Spring break or bleak spring?

The Baltimore Sun

I see where the Associated Press conducted a confidential survey of 2,253 college students and found some of them feeling a lot of stress because of spring break -- many can't afford to go to the beaches, and some are out of shape and not sufficiently tanned. And then there's the whole business of grades and finding a job and falling in love; some college students reported feeling too frazzled to sleep.

Some don't eat, or eat too much. Many feel lonely, depressed or anxious.

I'm sure some freak when they can't get decent cell service, too.

Life is rough for the 20-somethings of America. What kind of world have we baby boomers left our children?

It did not appear in AP's report of the survey, so I'm going to imagine that this question was not posed:

"Do you worry that your legs or arms might be blown off by an IED?"

Or this one: "Have you experienced any nightmares because of all the carnage you saw during your tour of duty?"

Or this: "Do you feel that mainstream American society does not appreciate your service and sacrifice in Iraq?"

Of course, I'm being ridiculous. These questions would have been irrelevant to most college students.

We do not have a draft, and recruiters in the age of the all-volunteer military target a certain segment of our society. Only a small segment steps forward to serve -- and it's not, by and large, the educated and affluent segment. The elites have sat this one out.

So, little wonder the kids on college campuses might be more stressed over the prospect of spring break than the prospect of 18 months in Basra.

The fifth anniversary of the Bush administration's war in Iraq falls upon us, ironically, during spring break 2008, just as the launch of the war did in 2003.

This long and bankrupting war might have disrupted the lives of thousands of Americans in active or reserve military duty, ordered to multiple tours. But it didn't really cause a blip among the college kids or their families; neither George Bush nor the Congress has even considered inconveniencing the middle and upper classes. Mention the draft to most Americans -- the idea that no war should be undertaken by this nation without shared sacrifice -- and they think you're nuts.

My kid? The military? Are you crazy?

And many of those who respond this way voted for George Bush -- twice.

On the last day of 2007, Stuart Aiken's son, Army Lt. Andrew B. Aiken (West Point 2005), returned home to Maryland after a 15-month deployment in Baghdad.

"He was awarded the Bronze Star for his efforts in November 2007," his father tells me. "All's well, and this summer he should be promoted to captain.

"I still concern myself with all of the other young men and women who remain in harm's way, though, truly, there is nothing more noble than to protect and defend the United States of America. However, it still seems that there are too few [Americans] performing this sworn duty for our nation."

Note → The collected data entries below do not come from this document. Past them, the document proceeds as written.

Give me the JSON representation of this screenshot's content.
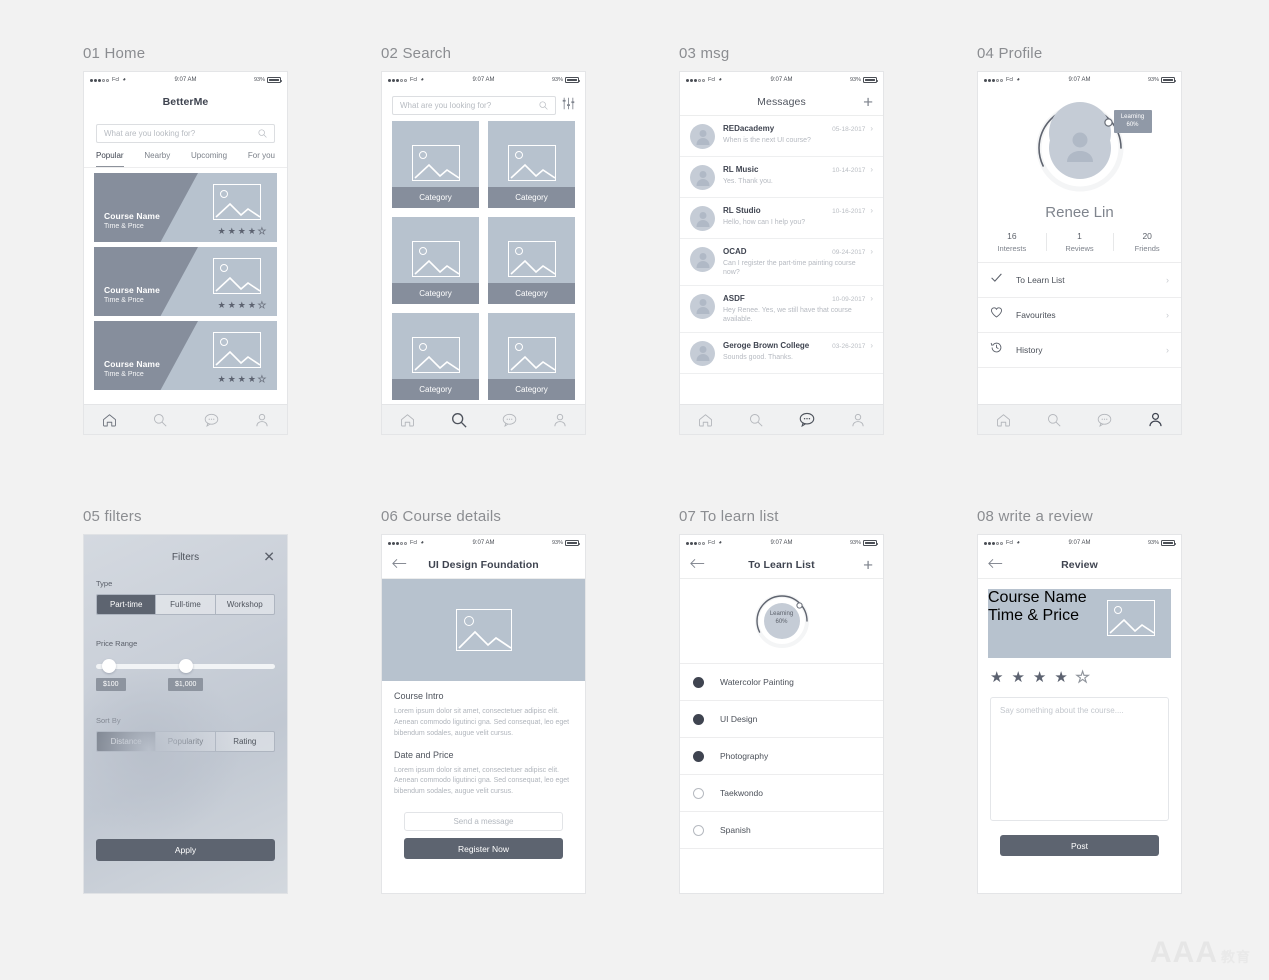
{
  "statusbar": {
    "carrier": "Fcl",
    "time": "9:07 AM",
    "battery": "93%"
  },
  "screens": [
    {
      "caption": "01 Home",
      "nav_title": "BetterMe",
      "search_placeholder": "What are you looking for?",
      "tabs": [
        "Popular",
        "Nearby",
        "Upcoming",
        "For you"
      ],
      "cards": [
        {
          "name": "Course Name",
          "sub": "Time & Price",
          "rating": 4
        },
        {
          "name": "Course Name",
          "sub": "Time & Price",
          "rating": 4
        },
        {
          "name": "Course Name",
          "sub": "Time & Price",
          "rating": 4
        }
      ]
    },
    {
      "caption": "02 Search",
      "search_placeholder": "What are you looking for?",
      "filter_icon": "sliders-icon",
      "categories": [
        "Category",
        "Category",
        "Category",
        "Category",
        "Category",
        "Category"
      ]
    },
    {
      "caption": "03 msg",
      "nav_title": "Messages",
      "add_icon": "plus-icon",
      "messages": [
        {
          "name": "REDacademy",
          "date": "05-18-2017",
          "preview": "When is the next UI course?"
        },
        {
          "name": "RL Music",
          "date": "10-14-2017",
          "preview": "Yes. Thank you."
        },
        {
          "name": "RL Studio",
          "date": "10-16-2017",
          "preview": "Hello, how can I help you?"
        },
        {
          "name": "OCAD",
          "date": "09-24-2017",
          "preview": "Can I register the part-time painting course now?"
        },
        {
          "name": "ASDF",
          "date": "10-09-2017",
          "preview": "Hey Renee. Yes, we still have that course available."
        },
        {
          "name": "Geroge Brown College",
          "date": "03-26-2017",
          "preview": "Sounds good. Thanks."
        }
      ]
    },
    {
      "caption": "04 Profile",
      "badge": "Learning\n60%",
      "badge_line1": "Learning",
      "badge_line2": "60%",
      "name": "Renee Lin",
      "stats": [
        {
          "num": "16",
          "label": "Interests"
        },
        {
          "num": "1",
          "label": "Reviews"
        },
        {
          "num": "20",
          "label": "Friends"
        }
      ],
      "rows": [
        {
          "label": "To Learn List",
          "icon": "check-icon"
        },
        {
          "label": "Favourites",
          "icon": "heart-icon"
        },
        {
          "label": "History",
          "icon": "history-icon"
        }
      ]
    },
    {
      "caption": "05 filters",
      "title": "Filters",
      "close_icon": "close-icon",
      "type_label": "Type",
      "type_options": [
        "Part-time",
        "Full-time",
        "Workshop"
      ],
      "type_selected": "Part-time",
      "price_label": "Price Range",
      "price_min": "$100",
      "price_max": "$1,000",
      "sort_label": "Sort By",
      "sort_options": [
        "Distance",
        "Popularity",
        "Rating"
      ],
      "sort_selected": "Distance",
      "apply_label": "Apply"
    },
    {
      "caption": "06 Course details",
      "nav_title": "UI Design Foundation",
      "back_icon": "arrow-left-icon",
      "intro_title": "Course Intro",
      "intro_body": "Lorem ipsum dolor sit amet, consectetuer adipisc elit. Aenean commodo ligutinci gna. Sed consequat, leo eget bibendum sodales, augue velit cursus.",
      "date_title": "Date and Price",
      "date_body": "Lorem ipsum dolor sit amet, consectetuer adipisc elit. Aenean commodo ligutinci gna. Sed consequat, leo eget bibendum sodales, augue velit cursus.",
      "message_label": "Send a message",
      "register_label": "Register Now"
    },
    {
      "caption": "07 To learn list",
      "nav_title": "To Learn List",
      "badge_line1": "Learning",
      "badge_line2": "60%",
      "items": [
        {
          "label": "Watercolor Painting",
          "done": true
        },
        {
          "label": "UI Design",
          "done": true
        },
        {
          "label": "Photography",
          "done": true
        },
        {
          "label": "Taekwondo",
          "done": false
        },
        {
          "label": "Spanish",
          "done": false
        }
      ]
    },
    {
      "caption": "08 write a review",
      "nav_title": "Review",
      "card_name": "Course Name",
      "card_sub": "Time & Price",
      "rating": 4,
      "textarea_placeholder": "Say something about the course....",
      "post_label": "Post"
    }
  ],
  "tabbar": {
    "items": [
      "home-icon",
      "search-icon",
      "chat-icon",
      "profile-icon"
    ]
  },
  "watermark": {
    "text": "AAA",
    "cn": "教育"
  },
  "colors": {
    "card_light": "#b7c2ce",
    "card_dark": "#868e9c",
    "accent_dark": "#5d6470"
  }
}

They're not even being asked to.

Last January, in a televised interview, Jim Lehrer asked Bush an on-target question:

"Why have you not, as president of the United States, asked more Americans and American interests to sacrifice something? ... The people who are now sacrificing are, you know, the volunteer military, the Army and the U.S. Marines and their families. They're the only people who are actually sacrificing anything at this point." "Well, you know," Bush said, "I think a lot of people are in this fight. They sacrifice peace of mind when they see the terrible images of violence on TV each night."

Earlier, in August 2006, Bush had said that the Iraq war is "straining the psyche of our country."

Strain?

Again, it was hard to tell what country Bush was speaking of -- the one that sacrifices through military service in Iraq, or the one affronted by such a concept; the one that sees Anbar through the windows of a Humvee, or the one that sees the Beltway through the windows of a Humvee.

I've said it before: We have a great divide in this country very few even talk about -- the one between the military culture and the civilian culture. It has never been more pronounced than during the past five years of our history, and it might be wider now than the gap in race or gender.

No president or presidential candidate has the nerve to discuss it.

So wide is this divide -- primarily because of the lack of a draft since 1973 -- that we don't even hear of protests on college campuses.

During the Vietnam era, universities were a hotbed of anti-war activity and students played a major role in speeding up the end of the war -- in part because, had the war had gone on, their college deferments would have expired. (For a fair and egalitarian draft to be reinstituted today, it would have to be done with no lame deferments or exemptions.)

There are other aspects of the war that should have inspired college students to raise hell.

But there's barely a peep of concern over the estimates of civilian Iraqi deaths -- placed in the hundreds of thousands by two Bloomberg School surveys and analyses.

And then there's the cost to the nation -- put in the trillions by some experts, a bill we'll be paying for years to come.

If college students are stressed and worried, you'd think it would have been over those things. Then again, if their parents haven't lost sleep over this war, why should they?